I think about that when I tell people I’m a doctor.
Go ahead, close your eyes and picture a doctor. You’re probably picturing someone in a white coat with a stethoscope around their neck.
You’re probably not imagining someone like me.
Believe me, I tried to be typical. But I found myself miserable trying to live up to this picture of a ‘doctor’ in my own head. I was bogged down with prescription medication management and making sure I got the paperwork all right and referrals and all the billion things that were adding up that made me so unhappy. And people weren’t healing.
The healing doesn’t come from the prescriptions. Don’t get me wrong, I’m not opposed to prescription medication. When you need it, in many cases, there really isn’t a substitute. My own great-grandfather died in his thirties from an infection that would have been prevented nowadays. If you need it, take it.
But we need to understand what prescription medication really is: palliation. Palliation is the relief of symptoms without a cure. It can be a bridge to healing, but not healing itself. That’s a little complicated so I’ll give you an example:
Last month I hurt my back. I was in excruciating pain. (I’m still recovering). We did the whole conventional medicine route–cart me off to the ER, get seen by an emergency doc, take some prescriptions afterward. The prescriptions alleviated pain just enough for me to start the process of healing. But the healing isn’t because of the prescriptions–quite literally their mechanisms of actions are to simply trick my brain to think I have less pain. The healing is coming from the rest, from herbs and supplements I’m taking which work on a cellular level to support the inflammatory response and cellular health. It’s not from the little white pills.

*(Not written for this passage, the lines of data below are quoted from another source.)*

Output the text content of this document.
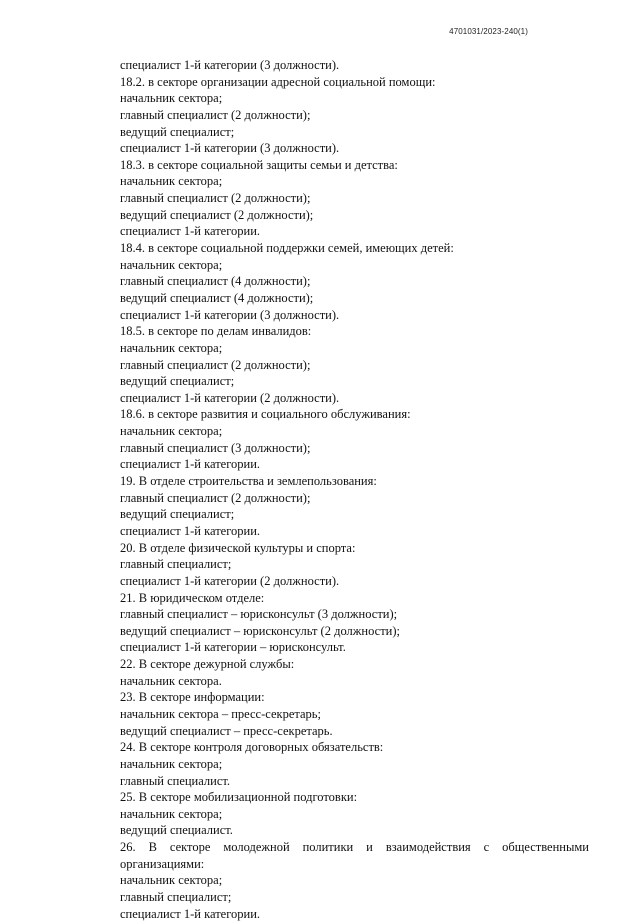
4701031/2023-240(1)
специалист 1-й категории (3 должности).
18.2. в секторе организации адресной социальной помощи:
начальник сектора;
главный специалист (2 должности);
ведущий специалист;
специалист 1-й категории (3 должности).
18.3. в секторе социальной защиты семьи и детства:
начальник сектора;
главный специалист (2 должности);
ведущий специалист (2 должности);
специалист 1-й категории.
18.4. в секторе социальной поддержки семей, имеющих детей:
начальник сектора;
главный специалист (4 должности);
ведущий специалист (4 должности);
специалист 1-й категории (3 должности).
18.5. в секторе по делам инвалидов:
начальник сектора;
главный специалист (2 должности);
ведущий специалист;
специалист 1-й категории (2 должности).
18.6. в секторе развития и социального обслуживания:
начальник сектора;
главный специалист (3 должности);
специалист 1-й категории.
19. В отделе строительства и землепользования:
главный специалист (2 должности);
ведущий специалист;
специалист 1-й категории.
20. В отделе физической культуры и спорта:
главный специалист;
специалист 1-й категории (2 должности).
21. В юридическом отделе:
главный специалист – юрисконсульт (3 должности);
ведущий специалист – юрисконсульт (2 должности);
специалист 1-й категории – юрисконсульт.
22. В секторе дежурной службы:
начальник сектора.
23. В секторе информации:
начальник сектора – пресс-секретарь;
ведущий специалист – пресс-секретарь.
24. В секторе контроля договорных обязательств:
начальник сектора;
главный специалист.
25. В секторе мобилизационной подготовки:
начальник сектора;
ведущий специалист.
26. В секторе молодежной политики и взаимодействия с общественными
организациями:
начальник сектора;
главный специалист;
специалист 1-й категории.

The thing is this: because conventional medicine is rooted in patriarchy, misogyny, erasure of traditional cultures, I’m GOING to be sensitive to that. I am an empath and I’m aware of the deeper roots and connections and the fact that to this day, medical research knows so very little about uteruses, non-white people, and those who don’t identify as cis (especially non-cis-males).
So I stopped working that way.
It was one of the hardest decisions of my life. I’d spent countless hours in formal clinical training, anatomy labs, learning immunology and microbiology and all the -ologies. I literally bled for this pursuit in IV classes (and also passed out a few times). I’d spent oodles of money on school and medical equipment and yes, the stethoscope around my own neck. But I wasn’t happy.

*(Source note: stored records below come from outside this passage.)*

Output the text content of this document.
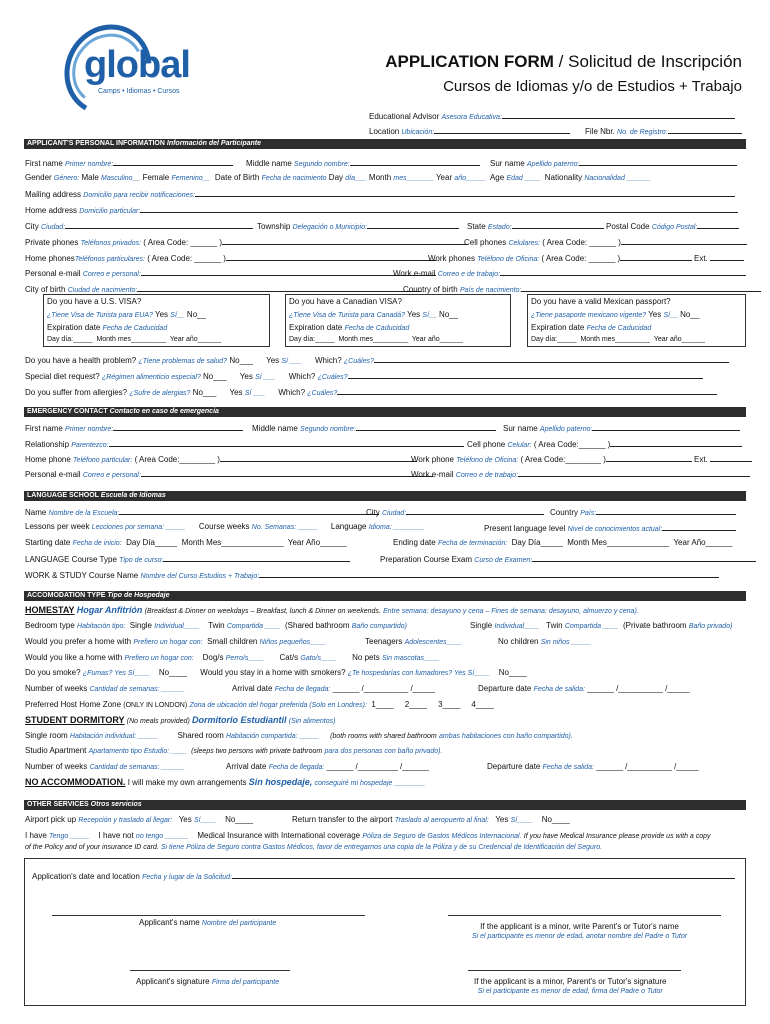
global
Camps • Idiomas • Cursos
APPLICATION FORM / Solicitud de Inscripción
Cursos de Idiomas y/o de Estudios + Trabajo
Educational Advisor Asesora Educativa:
Location Ubicación:	File Nbr. No. de Registro:
APPLICANT'S PERSONAL INFORMATION Información del Participante
First name Primer nombre:	Middle name Segundo nombre:	Sur name Apellido paterno:
Gender Género: Male Masculino__ Female Femenino__ Date of Birth Fecha de nacimiento Day día___ Month mes_______ Year año_____ Age Edad ____ Nationality Nacionalidad ______
Mailing address Domicilio para recibir notificaciones:
Home address Domicilio particular:
City Ciudad:	Township Delegación o Municipio:	State Estado:	Postal Code Código Postal:
Private phones Teléfonos privados: ( Area Code: ______ )	Cell phones Celulares: ( Area Code: ______ )
Home phonesTeléfonos particulares: ( Area Code: ______ )	Work phones Teléfono de Oficina: ( Area Code: ______ )	Ext.
Personal e-mail Correo e personal:	Work e-mail Correo e de trabajo:
City of birth Ciudad de nacimiento:	Country of birth País de nacimiento:
Do you have a U.S. VISA?
¿Tiene Visa de Turista para EUA? Yes Sí__ No__
Expiration date Fecha de Caducidad
Day día:_____ Month mes_________ Year año______
Do you have a Canadian VISA?
¿Tiene Visa de Turista para Canadá? Yes Sí__ No__
Expiration date Fecha de Caducidad
Day día:_____ Month mes_________ Year año______
Do you have a valid Mexican passport?
¿Tiene pasaporte mexicano vigente? Yes Sí__ No__
Expiration date Fecha de Caducidad
Day día:_____ Month mes_________ Year año______
Do you have a health problem? ¿Tiene problemas de salud? No___ Yes Sí ___ Which? ¿Cuáles?
Special diet request? ¿Régimen alimenticio especial? No___ Yes Sí ___ Which? ¿Cuáles?
Do you suffer from allergies? ¿Sufre de alergias? No___ Yes Sí ___ Which? ¿Cuáles?
EMERGENCY CONTACT Contacto en caso de emergencia
First name Primer nombre:	Middle name Segundo nombre:	Sur name Apellido paterno:
Relationship Parentezco:	Cell phone Celular: ( Area Code:______ )
Home phone Teléfono particular: ( Area Code:________ )	Work phone Teléfono de Oficina: ( Area Code:________ )	Ext.
Personal e-mail Correo e personal:	Work e-mail Correo e de trabajo:
LANGUAGE SCHOOL Escuela de Idiomas
Name Nombre de la Escuela:	City Ciudad:	Country País:
Lessons per week Lecciones por semana: _____ Course weeks No. Semanas: _____ Language Idioma: ________	Present language level Nivel de conocimientos actual:
Starting date Fecha de inicio: Day Día_____ Month Mes______________ Year Año______	Ending date Fecha de terminación: Day Día_____ Month Mes______________ Year Año______
LANGUAGE Course Type Tipo de curso:	Preparation Course Exam Curso de Examen:
WORK & STUDY Course Name Nombre del Curso Estudios + Trabajo:
ACCOMODATION TYPE Tipo de Hospedaje
HOMESTAY Hogar Anfitrión (Breakfast & Dinner on weekdays – Breakfast, lunch & Dinner on weekends. Entre semana: desayuno y cena – Fines de semana: desayuno, almuerzo y cena).
Bedroom type Habitación tipo: Single Individual____ Twin Compartida ____ (Shared bathroom Baño compartido)	Single Individual____ Twin Compartida ____ (Private bathroom Baño privado)
Would you prefer a home with Prefiero un hogar con: Small children Niños pequeños____	Teenagers Adolescentes____	No children Sin niños _____
Would you like a home with Prefiero un hogar con: Dog/s Perro/s____ Cat/s Gato/s____ No pets Sin mascotas____
Do you smoke? ¿Fumas? Yes Sí____ No____ Would you stay in a home with smokers? ¿Te hospedarías con fumadores? Yes Sí____ No____
Number of weeks Cantidad de semanas: ______	Arrival date Fecha de llegada: ______ /__________ /_____	Departure date Fecha de salida: ______ /__________ /_____
Preferred Host Home Zone (ONLY IN LONDON) Zona de ubicación del hogar preferida (Solo en Londres): 1____     2____     3____     4____
STUDENT DORMITORY (No meals provided) Dormitorio Estudiantil (Sin alimentos)
Single room Habitación individual: _____	Shared room Habitación compartida: _____ (both rooms with shared bathroom ambas habitaciones con baño compartido).
Studio Apartment Apartamento tipo Estudio: ____ (sleeps two persons with private bathroom para dos personas con baño privado).
Number of weeks Cantidad de semanas: ______	Arrival date Fecha de llegada: ______ /_________ /______	Departure date Fecha de salida: ______ /__________ /_____
NO ACCOMMODATION. I will make my own arrangements Sin hospedaje, conseguiré mi hospedaje ________
OTHER SERVICES Otros servicios
Airport pick up Recepción y traslado al llegar: Yes Sí____ No____	Return transfer to the airport Traslado al aeropuerto al final: Yes Sí____ No____
I have Tengo _____ I have not no tengo ______ Medical Insurance with International coverage Póliza de Seguro de Gastos Médicos Internacional. If you have Medical Insurance please provide us with a copy
of the Policy and of your insurance ID card. Si tiene Póliza de Seguro contra Gastos Médicos, favor de entregarnos una copia de la Póliza y de su Credencial de Identificación del Seguro.
Application's date and location Fecha y lugar de la Solicitud:
Applicant's name Nombre del participante	If the applicant is a minor, write Parent's or Tutor's name
Si el participante es menor de edad, anotar nombre del Padre o Tutor
Applicant's signature Firma del participante	If the applicant is a minor, Parent's or Tutor's signature
Si el participante es menor de edad, firma del Padre o Tutor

Over time and trial and error I figured out what does make me happy.
What makes me happy is writing and cultivating my creative life and the creative lives of other folx in a safe, gentle, gender-positive setting. What makes me happy is supporting the health of marginalized individuals who have been largely dismissed by the heuristic nature of conventional medicine–algorithms and decision trees–without seeing actual human beings. What makes me happy is supporting health with botanicals and micronutrients and hydrotherapy and other non- “conventional” routes because these things can ACTUALLY work to heal, to address the cause, and not just temporarily relieve symptoms. And above all, using story and narrative as a healing tool.
What makes me happy is helping you cultivate a deeper sense of self, an ability to trust yourself and trust your own power. Because at the end of the day, that’s what it’s about. It’s not about doing what people think you should do. (I have a whole bag of medical equipment to prove that I tried to do it THEIR way). It’s about what YOU want, deeply.
For me, it’s not about the stethoscope. It’s about the spirit. It was about finding my own taproot–the thing that keeps me going, the thing that I want to do every. Single. Day.
It’s about helping others sort through all the muck society and experience and trauma mires us in to find that jewel that is our true spirit.
And now I look forward to my work. I laugh heartily every day. And the last time my stethoscope was used, it was by the exterminator who was listening for carpenter ants inside a wall (there weren’t any thankfully).
So, follow your heart. You too can have a closet full of crap that’s not relevant to your life anymore. (We’ll approach the clearing of that another time–it’s all a big process).